König Friedrich Wilhelm der Vierte trug sich bekanntlich mit dem Plane, die ganze von den Wasserarmen und Seen der Havel umschlossene Insel, auf der Potsdam liegt, in einen großen landschaftlichen Garten zu verwandeln. Und in der That, wer heutzutage aus der Luftballon-Perspective auf die Umgebung von Potsdam herabschaute, der würde zugestehen müssen, daß an der Verwirklichung des königlichen Gedankens nicht viel fehlt. Von allen Seiten lehnen sich bereits die Parks und Gärten der königlichen Schlösser an die Stadt, und überall reicht der Anhang des Hofes noch in die Vorstädte von Potsdam hinein. Im Westen treten wir bei dem Obelisk aus der Stadt unmittelbar in den Garten von „Sanssouci“. Im Norden erstreckt sich der „Neue Garten“ am Ufer des Heiligen Sees, in dessen klaren Fluthen sich der üppige „Marmorpalast“ König Friedrich Wilhelm’s des Zweiten spiegelt. An dem linken Ufer der Havel entlang ziehen sich gegen Nordosten und Osten die königlichen Parks von Babelsberg und Glienicke, zwischen denen das bescheidene Dörfchen Klein-Glienicke schamhaft hervorschaut, wie eine schüchterne Maid im diamantenen Gürtel.
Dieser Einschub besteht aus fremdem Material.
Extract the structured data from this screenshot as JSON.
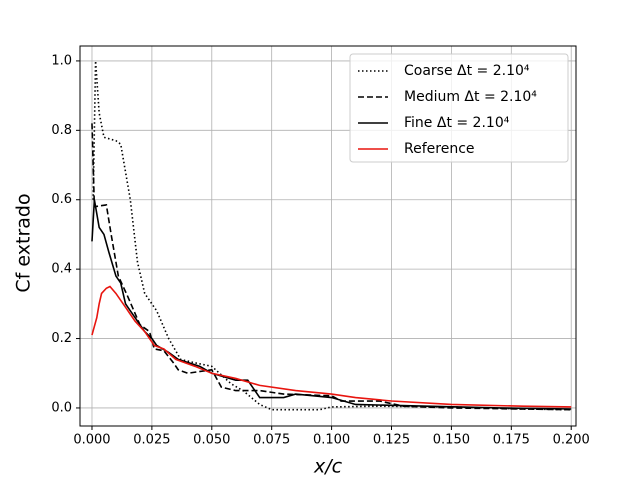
{
  "chart_data": {
    "type": "line",
    "xlabel": "x/c",
    "ylabel": "Cf extrado",
    "xlim": [
      -0.005,
      0.202
    ],
    "ylim": [
      -0.052,
      1.043
    ],
    "xticks": [
      {
        "value": 0,
        "label": "0.000"
      },
      {
        "value": 0.025,
        "label": "0.025"
      },
      {
        "value": 0.05,
        "label": "0.050"
      },
      {
        "value": 0.075,
        "label": "0.075"
      },
      {
        "value": 0.1,
        "label": "0.100"
      },
      {
        "value": 0.125,
        "label": "0.125"
      },
      {
        "value": 0.15,
        "label": "0.150"
      },
      {
        "value": 0.175,
        "label": "0.175"
      },
      {
        "value": 0.2,
        "label": "0.200"
      }
    ],
    "yticks": [
      {
        "value": 0,
        "label": "0.0"
      },
      {
        "value": 0.2,
        "label": "0.2"
      },
      {
        "value": 0.4,
        "label": "0.4"
      },
      {
        "value": 0.6,
        "label": "0.6"
      },
      {
        "value": 0.8,
        "label": "0.8"
      },
      {
        "value": 1,
        "label": "1.0"
      }
    ],
    "grid": true,
    "legend": "upper right",
    "series": [
      {
        "name": "Coarse Δt = 2.10⁴",
        "color": "#000000",
        "linestyle": "dotted",
        "x": [
          0.0005,
          0.0015,
          0.003,
          0.005,
          0.01,
          0.012,
          0.016,
          0.019,
          0.022,
          0.027,
          0.032,
          0.037,
          0.043,
          0.05,
          0.058,
          0.063,
          0.07,
          0.075,
          0.095,
          0.1,
          0.12,
          0.15,
          0.18,
          0.2
        ],
        "values": [
          0.6,
          1.0,
          0.85,
          0.78,
          0.77,
          0.76,
          0.6,
          0.42,
          0.33,
          0.28,
          0.2,
          0.14,
          0.13,
          0.12,
          0.07,
          0.05,
          0.01,
          -0.005,
          -0.005,
          0.003,
          0.005,
          0.003,
          -0.003,
          -0.005
        ]
      },
      {
        "name": "Medium Δt = 2.10⁴",
        "color": "#000000",
        "linestyle": "dashed",
        "x": [
          0,
          0.001,
          0.006,
          0.008,
          0.011,
          0.015,
          0.02,
          0.024,
          0.026,
          0.03,
          0.034,
          0.036,
          0.04,
          0.05,
          0.054,
          0.06,
          0.07,
          0.08,
          0.1,
          0.104,
          0.12,
          0.13,
          0.15,
          0.2
        ],
        "values": [
          0.82,
          0.58,
          0.585,
          0.5,
          0.38,
          0.32,
          0.24,
          0.22,
          0.17,
          0.165,
          0.13,
          0.11,
          0.1,
          0.11,
          0.06,
          0.05,
          0.05,
          0.04,
          0.035,
          0.02,
          0.02,
          0.005,
          0.0,
          -0.005
        ]
      },
      {
        "name": "Fine Δt = 2.10⁴",
        "color": "#000000",
        "linestyle": "solid",
        "x": [
          0,
          0.001,
          0.003,
          0.005,
          0.007,
          0.01,
          0.012,
          0.014,
          0.018,
          0.022,
          0.025,
          0.027,
          0.032,
          0.036,
          0.045,
          0.05,
          0.06,
          0.065,
          0.07,
          0.08,
          0.085,
          0.1,
          0.11,
          0.14,
          0.17,
          0.2
        ],
        "values": [
          0.48,
          0.6,
          0.52,
          0.5,
          0.45,
          0.38,
          0.36,
          0.3,
          0.26,
          0.22,
          0.2,
          0.18,
          0.16,
          0.14,
          0.12,
          0.1,
          0.08,
          0.08,
          0.03,
          0.03,
          0.04,
          0.03,
          0.01,
          0.005,
          0.0,
          -0.003
        ]
      },
      {
        "name": "Reference",
        "color": "#e8150f",
        "linestyle": "solid",
        "x": [
          0,
          0.002,
          0.003,
          0.004,
          0.006,
          0.0075,
          0.01,
          0.013,
          0.018,
          0.022,
          0.026,
          0.03,
          0.035,
          0.043,
          0.05,
          0.06,
          0.07,
          0.085,
          0.1,
          0.11,
          0.125,
          0.15,
          0.18,
          0.2
        ],
        "values": [
          0.21,
          0.26,
          0.3,
          0.33,
          0.345,
          0.35,
          0.33,
          0.3,
          0.25,
          0.22,
          0.18,
          0.17,
          0.14,
          0.12,
          0.1,
          0.085,
          0.065,
          0.05,
          0.04,
          0.03,
          0.02,
          0.01,
          0.005,
          0.003
        ]
      }
    ]
  }
}
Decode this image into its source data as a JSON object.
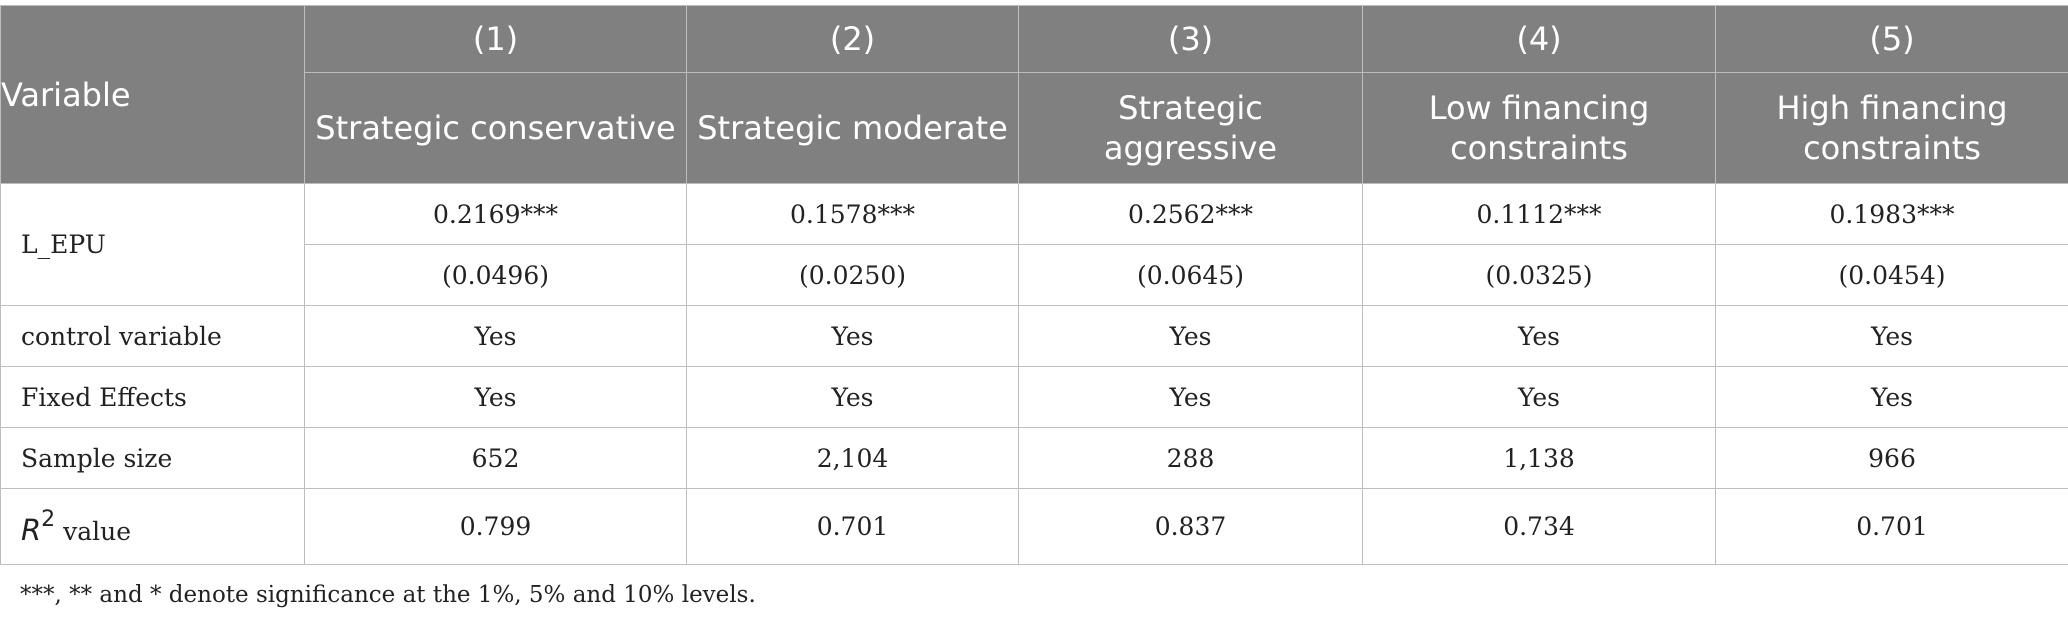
{
  "table": {
    "header": {
      "variable_label": "Variable",
      "columns": [
        {
          "number": "(1)",
          "name": "Strategic conservative"
        },
        {
          "number": "(2)",
          "name": "Strategic moderate"
        },
        {
          "number": "(3)",
          "name": "Strategic aggressive"
        },
        {
          "number": "(4)",
          "name": "Low financing constraints"
        },
        {
          "number": "(5)",
          "name": "High financing constraints"
        }
      ]
    },
    "rows": {
      "l_epu": {
        "label": "L_EPU",
        "coefficients": [
          "0.2169***",
          "0.1578***",
          "0.2562***",
          "0.1112***",
          "0.1983***"
        ],
        "std_errors": [
          "(0.0496)",
          "(0.0250)",
          "(0.0645)",
          "(0.0325)",
          "(0.0454)"
        ]
      },
      "control": {
        "label": "control variable",
        "values": [
          "Yes",
          "Yes",
          "Yes",
          "Yes",
          "Yes"
        ]
      },
      "fixed": {
        "label": "Fixed Effects",
        "values": [
          "Yes",
          "Yes",
          "Yes",
          "Yes",
          "Yes"
        ]
      },
      "sample": {
        "label": "Sample size",
        "values": [
          "652",
          "2,104",
          "288",
          "1,138",
          "966"
        ]
      },
      "r2": {
        "symbol": "R",
        "superscript": "2",
        "suffix": " value",
        "values": [
          "0.799",
          "0.701",
          "0.837",
          "0.734",
          "0.701"
        ]
      }
    }
  },
  "footnote": "***, ** and * denote significance at the 1%, 5% and 10% levels."
}
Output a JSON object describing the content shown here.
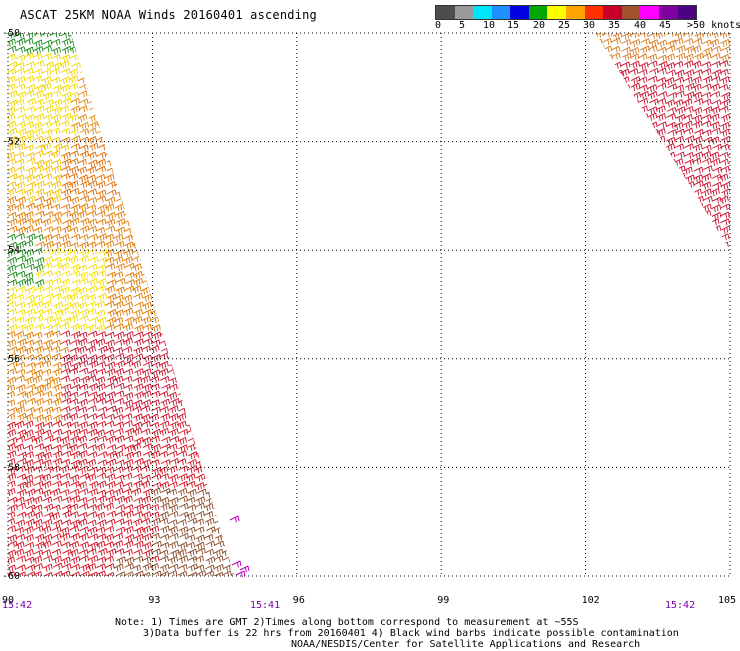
{
  "title": "ASCAT 25KM NOAA Winds 20160401 ascending",
  "colorbar": {
    "colors": [
      "#4d4d4d",
      "#9a9a9a",
      "#00e5ff",
      "#1e90ff",
      "#0000e0",
      "#00a800",
      "#ffff00",
      "#ffa500",
      "#ff3000",
      "#c8002a",
      "#a0522d",
      "#ff00ff",
      "#8000a0",
      "#4b0082"
    ],
    "labels": [
      "0",
      "5",
      "10",
      "15",
      "20",
      "25",
      "30",
      "35",
      "40",
      "45",
      ">50 knots"
    ]
  },
  "map": {
    "lat_labels": [
      "-50",
      "-52",
      "-54",
      "-56",
      "-58",
      "-60"
    ],
    "lon_labels": [
      "90",
      "93",
      "96",
      "99",
      "102",
      "105"
    ],
    "time_labels": [
      {
        "text": "15:42",
        "color": "#7b00a8"
      },
      {
        "text": "15:41",
        "color": "#7b00a8"
      },
      {
        "text": "15:42",
        "color": "#7b00a8"
      }
    ],
    "grid": true,
    "swaths": [
      {
        "name": "west-swath",
        "corners": [
          [
            90.0,
            -50.0
          ],
          [
            91.3,
            -50.0
          ],
          [
            93.1,
            -55.2
          ],
          [
            94.7,
            -60.0
          ],
          [
            90.0,
            -60.0
          ]
        ]
      },
      {
        "name": "east-swath",
        "corners": [
          [
            102.2,
            -50.0
          ],
          [
            105.0,
            -50.0
          ],
          [
            105.0,
            -54.0
          ]
        ]
      }
    ]
  },
  "notes": {
    "line1": "Note: 1) Times are GMT 2)Times along bottom correspond to measurement at ~55S",
    "line2": "3)Data buffer is 22 hrs from 20160401 4) Black wind barbs indicate possible contamination",
    "line3": "NOAA/NESDIS/Center for Satellite Applications and Research"
  }
}
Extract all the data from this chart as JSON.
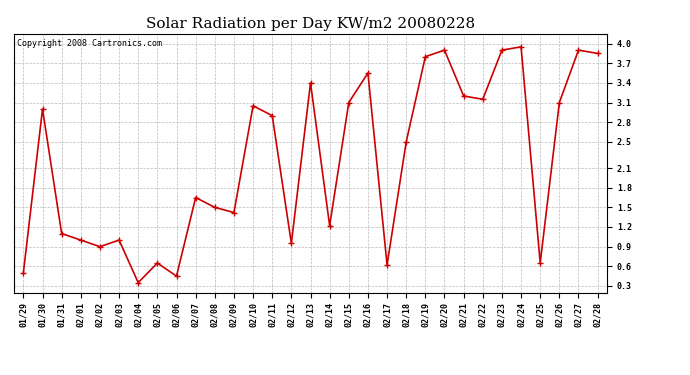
{
  "title": "Solar Radiation per Day KW/m2 20080228",
  "copyright": "Copyright 2008 Cartronics.com",
  "dates": [
    "01/29",
    "01/30",
    "01/31",
    "02/01",
    "02/02",
    "02/03",
    "02/04",
    "02/05",
    "02/06",
    "02/07",
    "02/08",
    "02/09",
    "02/10",
    "02/11",
    "02/12",
    "02/13",
    "02/14",
    "02/15",
    "02/16",
    "02/17",
    "02/18",
    "02/19",
    "02/20",
    "02/21",
    "02/22",
    "02/23",
    "02/24",
    "02/25",
    "02/26",
    "02/27",
    "02/28"
  ],
  "values": [
    0.5,
    3.0,
    1.1,
    1.0,
    0.9,
    1.0,
    0.35,
    0.65,
    0.45,
    1.65,
    1.5,
    1.42,
    3.05,
    2.9,
    0.95,
    3.4,
    1.22,
    3.1,
    3.55,
    0.62,
    2.5,
    3.8,
    3.9,
    3.2,
    3.15,
    3.9,
    3.95,
    0.65,
    3.1,
    3.9,
    3.85
  ],
  "line_color": "#cc0000",
  "marker": "+",
  "marker_size": 4,
  "marker_linewidth": 1.0,
  "line_width": 1.2,
  "background_color": "#ffffff",
  "plot_bg_color": "#ffffff",
  "grid_color": "#bbbbbb",
  "ylim": [
    0.2,
    4.15
  ],
  "yticks": [
    0.3,
    0.6,
    0.9,
    1.2,
    1.5,
    1.8,
    2.1,
    2.5,
    2.8,
    3.1,
    3.4,
    3.7,
    4.0
  ],
  "title_fontsize": 11,
  "tick_fontsize": 6,
  "copyright_fontsize": 6,
  "fig_width": 6.9,
  "fig_height": 3.75,
  "dpi": 100
}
Schattige, breite Alleen, in denen die königlichen Equipagen aneinander vorüberrollen und gewandte Cavaliere ihre Rosse courbettiren lassen, führen von einem Parke zum andern, und indem wir ihnen folgen, empfangen wir bei dem Rauschen der Fontainen, den reizenden Durchblicken, die zwischen den Waldpartien hin und wieder auf die blaue Wasserfläche und die Lustschlösser an ihrem Ufer sich öffnen, den Eindruck, als wanderten wir fortwährend in einem heitern Garten.

Beim Verlassen des Dorfes Klein-Glienicke erblicken wir, von Babelsberg kommend, zu unserer Linken das neuerbaute Palais und den Park des Feldmarschalls Prinzen Friedrich Karl von Preußen. Das „Jagdschloß Glienicke“ ist zugleich der Lieblingsaufenthalt der jugendlichen Töchter des Prinzen, deren Neigungen die ländliche Stille und Zurückgezogenheit hier mehr zusagt, als das Leben in der geräuschvollen Hauptstadt und in der hochgelegenen Wohnung des königlichen Schlosses daselbst, von der aus man keinen grünen Zweig erblickt, keine fröhliche Vogelstimme vernimmt – weder im Januar, noch im Mai. Hier strömt die schöne Luft ungehindert durch Fenster und Thüren in die Zimmer; hier fahren die drei Prinzessinnen oder zwei von ihnen (gewöhnlich die beiden jüngeren, Prinzessin Elisabeth und Louise Margarethe) fast täglich in dem einfachen zweispännigen Wagen allein spazieren, wobei die Prinzessinnen selbst abwechselnd die Zügel führen, während der fahrgewandte Groom hinten aufsitzt. Auch Reiten gehört zu den beliebten, wenn auch selteneren Vergnügungen der beiden jüngeren Prinzessinnen, und noch bei einer der letzten Paraden bei Berlin erschien die Prinzessin Elisabeth an der Seite der Frau Kronprinzessin zu Pferde. Alle drei Prinzessinnen sind in Potsdam geboren; sie haben hier ihre glückliche Kindheit verlebt und hängen mit ganzem Herzen an der märkischen Heimath. Weder die Großartigkeit der bairischen

Empfohlene Zitierweise:
Verschiedene: Die Gartenlaube (1876). Leipzig: Ernst Keil, 1876, Seite 672. Digitale Volltext-Ausgabe bei Wikisource, URL: https://de.wikisource.org/w/index.php?title=Seite:Die_Gartenlaube_(1876)_672.jpg&oldid=- (Version vom 29.12.2019)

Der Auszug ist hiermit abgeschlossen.